I was in London last week and picked up two bars of Paul A Young's whole bean chocolate.
I brought it back to NY and tasted one of the two bars (the 64%) with a number of friends and colleagues who are professional and semi-professional/trained chocolate tasters and the most flattering comment was,
"It's not as bad as I thought it was going to be."
First off, the texture is all wrong. And it's not different like the Sicilian chocolates that are crunchy or chocolate that is under-refined and gritty, it's just wrong. Chewy kind of.
The 64% is surprisingly very sweet, and this may be because the sugar can't be refined smaller than the shell fragments which means the sweetness is more present than it would be if it were refined and conched (properly) into the chocolate. A low roast may also be a part of the reason.
There is a very unpleasant aftertaste on the bar that kind of gets stuck in the back of the throat and lingers there, menacingly demanding that it be washed away by something stronger than water.
One of the reviews mentioned something about the taste of parmesan cheese, which might come partly from lactic acid. That said, if I want my chocolate to taste like parmesan I want it to taste like parmesan because someone added parmesan to the chocolate. David Briggs at Xocolatl de David in Portland, OR does this and it's quite nice, actually.
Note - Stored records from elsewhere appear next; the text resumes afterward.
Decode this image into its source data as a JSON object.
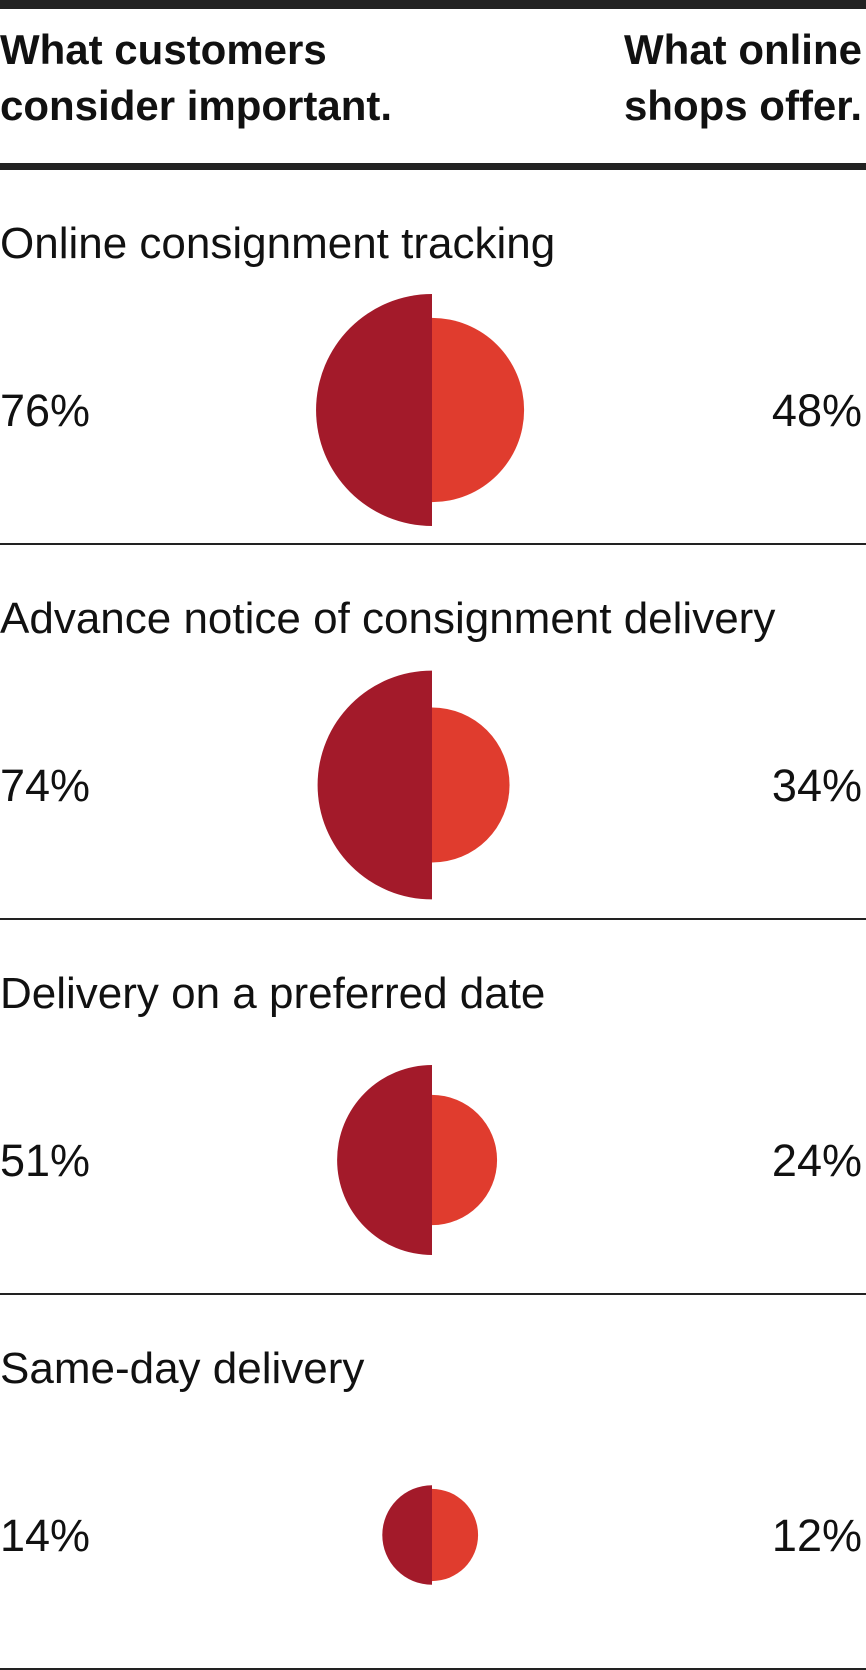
{
  "chart_data": {
    "type": "split-circle",
    "categories": [
      "Online consignment tracking",
      "Advance notice of consignment delivery",
      "Delivery on a preferred date",
      "Same-day delivery"
    ],
    "series": [
      {
        "name": "What customers consider important.",
        "color": "#a31a2a",
        "values": [
          76,
          74,
          51,
          14
        ],
        "value_labels": [
          "76%",
          "74%",
          "51%",
          "14%"
        ]
      },
      {
        "name": "What online shops offer.",
        "color": "#e03c2e",
        "values": [
          48,
          34,
          24,
          12
        ],
        "value_labels": [
          "48%",
          "34%",
          "24%",
          "12%"
        ]
      }
    ]
  }
}
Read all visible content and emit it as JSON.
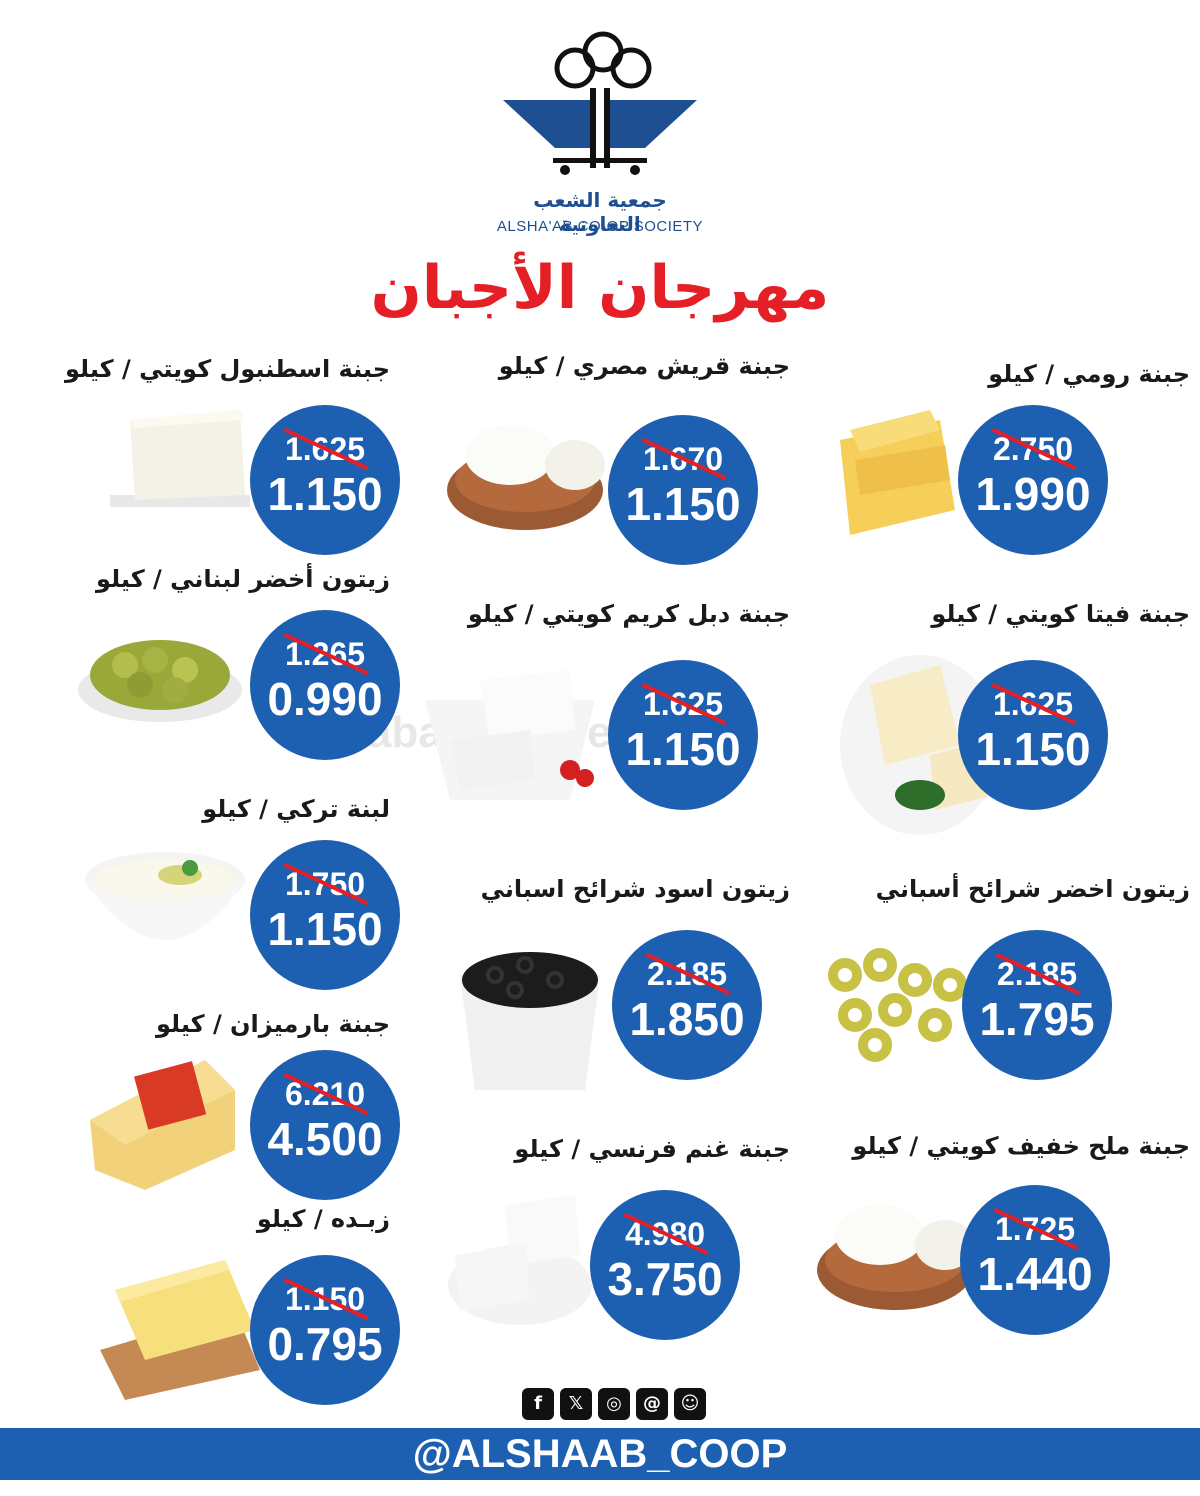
{
  "logo": {
    "arabic": "جمعية الشعب التعاونية",
    "english": "ALSHA'AB CO-OP SOCIETY"
  },
  "title": "مهرجان الأجبان",
  "watermark": "Yabalashoffers.com",
  "products": [
    {
      "name": "جبنة رومي / كيلو",
      "old_price": "2.750",
      "new_price": "1.990",
      "icon": "yellow-cheese-slices"
    },
    {
      "name": "جبنة قريش مصري / كيلو",
      "old_price": "1.670",
      "new_price": "1.150",
      "icon": "white-cheese-board"
    },
    {
      "name": "جبنة اسطنبول كويتي / كيلو",
      "old_price": "1.625",
      "new_price": "1.150",
      "icon": "white-cheese-block"
    },
    {
      "name": "جبنة فيتا كويتي / كيلو",
      "old_price": "1.625",
      "new_price": "1.150",
      "icon": "feta-cheese-plate"
    },
    {
      "name": "جبنة دبل كريم كويتي / كيلو",
      "old_price": "1.625",
      "new_price": "1.150",
      "icon": "cream-cheese-plate"
    },
    {
      "name": "زيتون أخضر لبناني / كيلو",
      "old_price": "1.265",
      "new_price": "0.990",
      "icon": "green-olives-plate"
    },
    {
      "name": "زيتون اخضر شرائح أسباني",
      "old_price": "2.185",
      "new_price": "1.795",
      "icon": "green-olive-slices"
    },
    {
      "name": "زيتون اسود شرائح اسباني",
      "old_price": "2.185",
      "new_price": "1.850",
      "icon": "black-olive-slices"
    },
    {
      "name": "لبنة تركي / كيلو",
      "old_price": "1.750",
      "new_price": "1.150",
      "icon": "labneh-bowl"
    },
    {
      "name": "جبنة بارميزان / كيلو",
      "old_price": "6.210",
      "new_price": "4.500",
      "icon": "parmesan-wedge"
    },
    {
      "name": "جبنة ملح خفيف كويتي / كيلو",
      "old_price": "1.725",
      "new_price": "1.440",
      "icon": "white-cheese-board"
    },
    {
      "name": "جبنة غنم فرنسي / كيلو",
      "old_price": "4.980",
      "new_price": "3.750",
      "icon": "sheep-cheese-slices"
    },
    {
      "name": "زبـده / كيلو",
      "old_price": "1.150",
      "new_price": "0.795",
      "icon": "butter-block"
    }
  ],
  "social": [
    "f",
    "𝕏",
    "◎",
    "@",
    "☺"
  ],
  "footer": {
    "handle": "@ALSHAAB_COOP"
  },
  "colors": {
    "brand_blue": "#1d5fb0",
    "title_red": "#e51f26"
  }
}
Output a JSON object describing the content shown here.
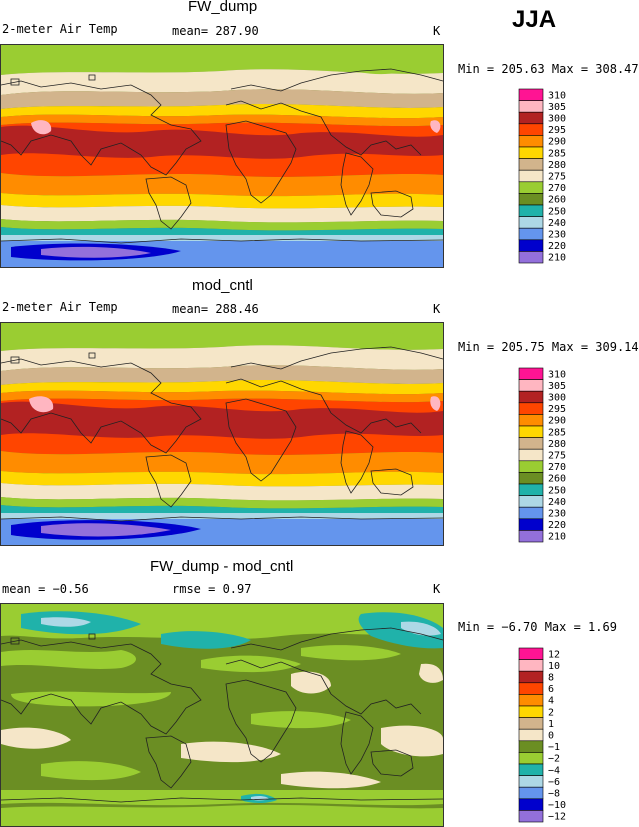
{
  "season": "JJA",
  "panels": [
    {
      "title": "FW_dump",
      "variable_label": "2-meter Air Temp",
      "stat_text": "mean=  287.90",
      "units": "K",
      "minmax": "Min = 205.63 Max = 308.47",
      "colorbar": {
        "labels": [
          "310",
          "305",
          "300",
          "295",
          "290",
          "285",
          "280",
          "275",
          "270",
          "260",
          "250",
          "240",
          "230",
          "220",
          "210"
        ],
        "colors": [
          "#ff1493",
          "#ffb6c1",
          "#b22222",
          "#ff4500",
          "#ff8c00",
          "#ffd700",
          "#d2b48c",
          "#f5e6c8",
          "#9acd32",
          "#6b8e23",
          "#20b2aa",
          "#add8e6",
          "#6495ed",
          "#0000cd",
          "#9370db"
        ]
      }
    },
    {
      "title": "mod_cntl",
      "variable_label": "2-meter Air Temp",
      "stat_text": "mean=  288.46",
      "units": "K",
      "minmax": "Min = 205.75 Max = 309.14",
      "colorbar": {
        "labels": [
          "310",
          "305",
          "300",
          "295",
          "290",
          "285",
          "280",
          "275",
          "270",
          "260",
          "250",
          "240",
          "230",
          "220",
          "210"
        ],
        "colors": [
          "#ff1493",
          "#ffb6c1",
          "#b22222",
          "#ff4500",
          "#ff8c00",
          "#ffd700",
          "#d2b48c",
          "#f5e6c8",
          "#9acd32",
          "#6b8e23",
          "#20b2aa",
          "#add8e6",
          "#6495ed",
          "#0000cd",
          "#9370db"
        ]
      }
    },
    {
      "title": "FW_dump - mod_cntl",
      "mean_text": "mean =  −0.56",
      "rmse_text": "rmse =   0.97",
      "units": "K",
      "minmax": "Min =  −6.70 Max =   1.69",
      "colorbar": {
        "labels": [
          "12",
          "10",
          "8",
          "6",
          "4",
          "2",
          "1",
          "0",
          "−1",
          "−2",
          "−4",
          "−6",
          "−8",
          "−10",
          "−12"
        ],
        "colors": [
          "#ff1493",
          "#ffb6c1",
          "#b22222",
          "#ff4500",
          "#ff8c00",
          "#ffd700",
          "#d2b48c",
          "#f5e6c8",
          "#6b8e23",
          "#9acd32",
          "#20b2aa",
          "#add8e6",
          "#6495ed",
          "#0000cd",
          "#9370db"
        ]
      }
    }
  ],
  "chart_data": [
    {
      "type": "heatmap",
      "title": "FW_dump",
      "variable": "2-meter Air Temp",
      "units": "K",
      "mean": 287.9,
      "min": 205.63,
      "max": 308.47,
      "contour_levels": [
        210,
        220,
        230,
        240,
        250,
        260,
        270,
        275,
        280,
        285,
        290,
        295,
        300,
        305,
        310
      ]
    },
    {
      "type": "heatmap",
      "title": "mod_cntl",
      "variable": "2-meter Air Temp",
      "units": "K",
      "mean": 288.46,
      "min": 205.75,
      "max": 309.14,
      "contour_levels": [
        210,
        220,
        230,
        240,
        250,
        260,
        270,
        275,
        280,
        285,
        290,
        295,
        300,
        305,
        310
      ]
    },
    {
      "type": "heatmap",
      "title": "FW_dump - mod_cntl",
      "units": "K",
      "mean": -0.56,
      "rmse": 0.97,
      "min": -6.7,
      "max": 1.69,
      "contour_levels": [
        -12,
        -10,
        -8,
        -6,
        -4,
        -2,
        -1,
        0,
        1,
        2,
        4,
        6,
        8,
        10,
        12
      ]
    }
  ]
}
The Brits can have it as far as I am concerned, but it's a huge step backwards for the craft chocolate world in general and I hope that someone in the UK wakes up and recognizes that this emperor is not wearing any new clothes and tells Paul that while it may be a decent marketing stunt that's all it is.
It's not bloody brilliant and it's not more wholesome. It's stupid and a real potential health hazard if it's actually being made as described in the articles and reviews.
I am very glad that it's actually illegal to sell this in the US as chocolate because of the high shell content. It's a chocolate-like substance.